Serene Nkhuri is a lawyer specializing on detention cases. She says the influence of the security police extends even into the courtroom.
“We have three authorities in the country: the legal authority, the legislative, and the executive, but it is the security police who make the real decisions,” she explains. “The court judge waits for their decision and I feel sorry for the judge because he is not independent.”
Nkhuri believes this constant state of fear is thanks to decades of living under the Emergency Law – in place since 1963. In 2011, Assad repealed it in an effort to appease anti-regime protestors.
Shukri, who has worked for the Mukhabarat for 27 years, sustained gunshot wounds in what he says was an ambush by a group of terrorists. RT asked him about people’s fear of the Mukhabarat and accusations that they are behind the violence, detentions and torture.

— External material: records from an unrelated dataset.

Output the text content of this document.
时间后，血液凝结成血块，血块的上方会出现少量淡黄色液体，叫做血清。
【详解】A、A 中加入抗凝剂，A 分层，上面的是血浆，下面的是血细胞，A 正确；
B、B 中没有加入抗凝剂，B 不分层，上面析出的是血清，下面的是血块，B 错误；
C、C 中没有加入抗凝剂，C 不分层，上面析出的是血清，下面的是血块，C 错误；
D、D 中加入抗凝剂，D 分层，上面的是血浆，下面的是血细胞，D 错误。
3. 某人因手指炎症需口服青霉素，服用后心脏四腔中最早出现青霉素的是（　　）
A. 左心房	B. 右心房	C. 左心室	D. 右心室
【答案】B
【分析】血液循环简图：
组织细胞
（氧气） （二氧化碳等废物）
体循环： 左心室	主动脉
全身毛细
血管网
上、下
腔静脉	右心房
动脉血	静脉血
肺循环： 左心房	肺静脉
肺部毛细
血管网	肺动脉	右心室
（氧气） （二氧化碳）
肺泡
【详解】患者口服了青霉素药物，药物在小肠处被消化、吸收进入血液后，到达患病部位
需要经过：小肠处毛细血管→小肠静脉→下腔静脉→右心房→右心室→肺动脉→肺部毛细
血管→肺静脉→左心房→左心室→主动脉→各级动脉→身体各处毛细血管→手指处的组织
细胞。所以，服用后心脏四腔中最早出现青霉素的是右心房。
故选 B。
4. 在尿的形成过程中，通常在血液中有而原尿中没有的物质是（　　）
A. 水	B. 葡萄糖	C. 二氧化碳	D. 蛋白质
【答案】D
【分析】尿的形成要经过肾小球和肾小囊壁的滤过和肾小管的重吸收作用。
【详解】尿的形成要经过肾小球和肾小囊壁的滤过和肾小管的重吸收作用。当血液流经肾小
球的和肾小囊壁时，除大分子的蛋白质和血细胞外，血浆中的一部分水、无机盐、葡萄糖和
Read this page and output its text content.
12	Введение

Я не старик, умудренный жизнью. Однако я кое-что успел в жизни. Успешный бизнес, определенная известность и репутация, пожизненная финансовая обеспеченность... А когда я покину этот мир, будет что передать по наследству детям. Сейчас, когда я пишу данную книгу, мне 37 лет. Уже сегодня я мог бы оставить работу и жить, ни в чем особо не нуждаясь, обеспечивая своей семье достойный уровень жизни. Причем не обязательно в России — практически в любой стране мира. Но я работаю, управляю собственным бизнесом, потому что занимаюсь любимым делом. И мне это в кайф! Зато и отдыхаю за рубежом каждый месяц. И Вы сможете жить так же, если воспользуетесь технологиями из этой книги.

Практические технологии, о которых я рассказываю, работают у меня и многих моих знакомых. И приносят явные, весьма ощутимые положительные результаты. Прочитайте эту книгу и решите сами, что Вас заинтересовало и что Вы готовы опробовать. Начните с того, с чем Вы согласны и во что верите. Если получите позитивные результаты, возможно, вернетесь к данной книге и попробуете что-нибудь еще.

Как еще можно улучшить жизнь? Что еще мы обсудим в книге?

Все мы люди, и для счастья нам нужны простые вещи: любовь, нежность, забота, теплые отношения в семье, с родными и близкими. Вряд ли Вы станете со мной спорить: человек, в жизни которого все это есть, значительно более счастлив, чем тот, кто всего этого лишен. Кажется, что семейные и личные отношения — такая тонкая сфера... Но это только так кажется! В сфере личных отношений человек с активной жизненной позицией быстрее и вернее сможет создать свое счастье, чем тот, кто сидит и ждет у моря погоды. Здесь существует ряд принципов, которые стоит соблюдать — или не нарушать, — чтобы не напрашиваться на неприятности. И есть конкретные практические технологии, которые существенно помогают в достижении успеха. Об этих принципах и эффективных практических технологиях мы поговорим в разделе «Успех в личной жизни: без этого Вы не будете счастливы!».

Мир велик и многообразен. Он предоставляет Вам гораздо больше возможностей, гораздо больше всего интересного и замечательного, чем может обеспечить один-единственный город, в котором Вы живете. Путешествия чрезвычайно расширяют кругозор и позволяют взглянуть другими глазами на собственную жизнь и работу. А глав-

“This is the wrong idea,” he insists. “We are protecting our people, but the terrorists shoot civilians and shoot us and then accuse security forces of doing such things. Accusations that we instill fear are also wrong. If this person has political activity without any intention of harming the country of conspiring against it, then he is free to do this and no one will chase him. But if he has links with terrorists and works against the country, naturally, he would be brought to justice.”
We posed the same questions to Syria’s Deputy Foreign Minister Faysal Mekdad.
“It depends on the people you talk to,” was his response. “Those who fear are people who take part in illegal activities, or carry arms, or put themselves in suspicious ways.”
When 20 per cent of the population is rumored to be in the intelligence service, it is no wonder, many prefer to keep their voices down in the light of day. But within a crowd, that fear is temporarily forgotten.
“Yes, I shall take to the street again and again. I shall raise my voice and fear nothing and no one,” the same protestor went on to explain. “We want freedom of expression but we get nothing. Only [President] Bashar al-Assad and his security men enjoy that. As for us, we are nothing. Why is that?”
Meanwhile, Assad’s security forces are said to have killed some 3,000 people over the last eight months, with the death toll still mounting.